The most common one is Audit Fields based, a.k.a., querying the changed data using Updated Date or Created Date fields. The problem for this approach is that it is highly inefficient and non-scalable - large database tables are usually scanned for only a few record changes. Updated Date or Created Date are rarely indexed. It also relies on the applications to reliably update the Audit Fields.


Database triggers are also widely used to capture the data changes. This, however, is also problematic; Database triggers do degrade the tr ansaction performance because they are synchronously executed as part of the transaction. Also, data capture and transformation failure would end up rolling back the entire transaction.


Here at Zuora, we choose to use Database Binary Logs. MySQL databases currently serve as our transactional databases, and we replicate the transactional DB to various replicas to ensure availability. If we turn on the Row-Based logging of the replica DB, we can get row-level data changes for every transaction.

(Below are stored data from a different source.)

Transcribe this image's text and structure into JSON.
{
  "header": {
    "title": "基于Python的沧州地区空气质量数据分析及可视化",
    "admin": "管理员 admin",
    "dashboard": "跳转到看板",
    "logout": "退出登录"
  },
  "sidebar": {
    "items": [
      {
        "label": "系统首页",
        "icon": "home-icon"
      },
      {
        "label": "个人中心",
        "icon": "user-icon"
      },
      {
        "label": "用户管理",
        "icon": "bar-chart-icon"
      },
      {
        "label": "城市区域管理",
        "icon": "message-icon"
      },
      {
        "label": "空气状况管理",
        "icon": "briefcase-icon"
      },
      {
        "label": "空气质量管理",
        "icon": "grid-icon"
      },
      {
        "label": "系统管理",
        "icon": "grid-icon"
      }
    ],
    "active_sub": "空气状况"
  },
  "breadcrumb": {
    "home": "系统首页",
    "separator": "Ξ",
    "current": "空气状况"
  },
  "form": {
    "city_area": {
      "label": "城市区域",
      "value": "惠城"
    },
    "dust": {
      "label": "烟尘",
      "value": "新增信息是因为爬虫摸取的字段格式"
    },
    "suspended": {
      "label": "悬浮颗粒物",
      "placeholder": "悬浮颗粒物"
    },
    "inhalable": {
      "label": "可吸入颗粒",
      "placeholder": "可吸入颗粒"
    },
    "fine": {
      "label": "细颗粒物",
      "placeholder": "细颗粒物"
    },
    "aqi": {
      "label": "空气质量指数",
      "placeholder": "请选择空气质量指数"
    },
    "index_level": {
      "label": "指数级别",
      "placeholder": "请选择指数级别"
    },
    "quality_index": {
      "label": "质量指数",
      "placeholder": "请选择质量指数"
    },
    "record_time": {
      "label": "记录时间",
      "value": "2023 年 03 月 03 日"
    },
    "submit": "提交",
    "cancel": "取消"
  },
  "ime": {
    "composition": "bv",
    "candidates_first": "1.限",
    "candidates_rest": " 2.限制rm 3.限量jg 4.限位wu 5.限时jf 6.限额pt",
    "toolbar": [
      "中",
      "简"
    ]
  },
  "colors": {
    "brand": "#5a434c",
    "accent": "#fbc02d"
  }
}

We can filter down these row-level data changes to the sub-set of data changes we need for data synchronization, and then further transform the data to the required schema and data format, before sending the data to the target systems.


This approach is the least intrusive - it is asynchronous, thus has zero performance impact to our mission critical DB transactions; it is very efficient because we know exactly what’s changed in a transaction; it also ensures transaction integrity because each record change in the DB Binary Log is associated with the DB transaction ID, so it allows us to synchronize the data with the transaction boundary, without leaving data at partial state.

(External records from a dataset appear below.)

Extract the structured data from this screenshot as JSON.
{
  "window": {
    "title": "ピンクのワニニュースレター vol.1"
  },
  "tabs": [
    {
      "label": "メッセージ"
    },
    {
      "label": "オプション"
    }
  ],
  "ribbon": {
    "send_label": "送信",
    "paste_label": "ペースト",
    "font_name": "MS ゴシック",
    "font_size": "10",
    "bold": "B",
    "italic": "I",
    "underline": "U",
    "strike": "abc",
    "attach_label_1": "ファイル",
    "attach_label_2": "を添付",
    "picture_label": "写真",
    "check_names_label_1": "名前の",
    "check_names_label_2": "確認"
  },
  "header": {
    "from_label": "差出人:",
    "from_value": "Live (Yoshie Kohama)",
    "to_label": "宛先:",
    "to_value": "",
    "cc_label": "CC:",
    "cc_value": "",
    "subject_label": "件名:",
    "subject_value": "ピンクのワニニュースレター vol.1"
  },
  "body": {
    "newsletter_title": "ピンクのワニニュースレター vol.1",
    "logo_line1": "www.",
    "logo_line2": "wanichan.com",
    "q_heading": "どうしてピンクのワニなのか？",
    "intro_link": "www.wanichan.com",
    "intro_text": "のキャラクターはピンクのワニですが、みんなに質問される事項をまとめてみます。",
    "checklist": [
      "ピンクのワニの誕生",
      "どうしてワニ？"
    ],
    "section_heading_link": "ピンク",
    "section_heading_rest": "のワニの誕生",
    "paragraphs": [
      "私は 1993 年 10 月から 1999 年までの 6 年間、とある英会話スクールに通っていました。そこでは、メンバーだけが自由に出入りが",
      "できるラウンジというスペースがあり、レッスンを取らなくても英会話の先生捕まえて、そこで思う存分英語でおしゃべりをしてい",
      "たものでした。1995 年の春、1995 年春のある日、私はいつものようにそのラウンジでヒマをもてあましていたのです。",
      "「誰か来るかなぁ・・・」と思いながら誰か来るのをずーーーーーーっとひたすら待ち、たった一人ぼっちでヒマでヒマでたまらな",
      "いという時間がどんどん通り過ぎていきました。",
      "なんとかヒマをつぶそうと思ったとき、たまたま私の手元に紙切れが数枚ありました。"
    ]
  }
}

The following diagrams illustrate the high-level architecture and data flow of Real-time Cloud Data Synchronization:


Diagram 1 : Real-time change data capture (CDC) via Binary Log and downstream data filtering and transformation




In this diagram, the changed data is captured through the MySQL Binary Log, and a copy of Raw Data Set is persisted. The Raw Data Set is published to one or more downstream processors. Each downstream processor filters down the data according to business needs, and further transforms the data into the specifics required by the corresponding target system.

In our current i mplementation, we use Tungsten replicator as the CDC processor that produces the Transaction History Log, which serves as the Raw Data Set in the diagram.

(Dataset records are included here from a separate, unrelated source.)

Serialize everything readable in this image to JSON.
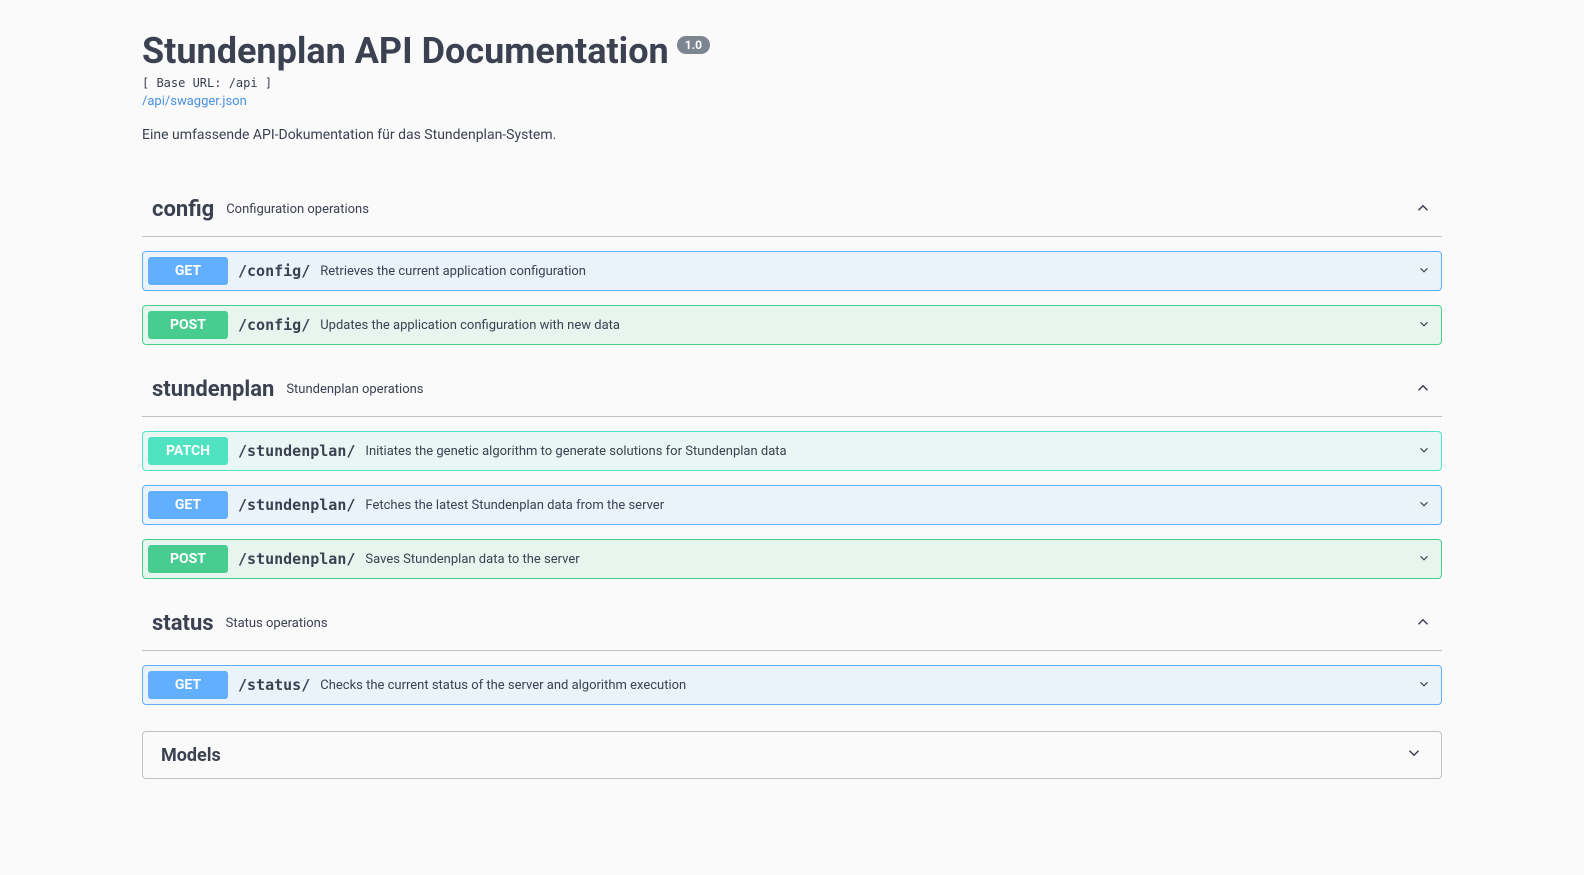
{
  "header": {
    "title": "Stundenplan API Documentation",
    "version": "1.0",
    "base_url_label": "[ Base URL: /api ]",
    "swagger_link": "/api/swagger.json",
    "description": "Eine umfassende API-Dokumentation für das Stundenplan-System."
  },
  "tags": [
    {
      "name": "config",
      "description": "Configuration operations",
      "operations": [
        {
          "method": "GET",
          "path": "/config/",
          "summary": "Retrieves the current application configuration"
        },
        {
          "method": "POST",
          "path": "/config/",
          "summary": "Updates the application configuration with new data"
        }
      ]
    },
    {
      "name": "stundenplan",
      "description": "Stundenplan operations",
      "operations": [
        {
          "method": "PATCH",
          "path": "/stundenplan/",
          "summary": "Initiates the genetic algorithm to generate solutions for Stundenplan data"
        },
        {
          "method": "GET",
          "path": "/stundenplan/",
          "summary": "Fetches the latest Stundenplan data from the server"
        },
        {
          "method": "POST",
          "path": "/stundenplan/",
          "summary": "Saves Stundenplan data to the server"
        }
      ]
    },
    {
      "name": "status",
      "description": "Status operations",
      "operations": [
        {
          "method": "GET",
          "path": "/status/",
          "summary": "Checks the current status of the server and algorithm execution"
        }
      ]
    }
  ],
  "models_label": "Models"
}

Diagram 2: Real-time data synchronization engine



In this diagram, upon completing the data processing, the Transformation Processor raises an event to our internal asynchronous messaging system. The event then gets consumed by one or more Event Consumers. The event consumer caches the event into a dataset called Sync Record Set, which is further processed - Filtered, Merged and Converted - by a component called Sync Rule Engine, before it is ready to be synchronized over the network to the target system on the Cloud.


The Sync Rule Engine is not only necessary, but is critical in this solution in that, it reduces the number of data events, ensures the transaction boundary, optimizes the API usage of the target system and therefore increases the overall efficiency of the data synchronization.


The Sync Engine is the last component in the diagram, and performs the actual real-time sync operations.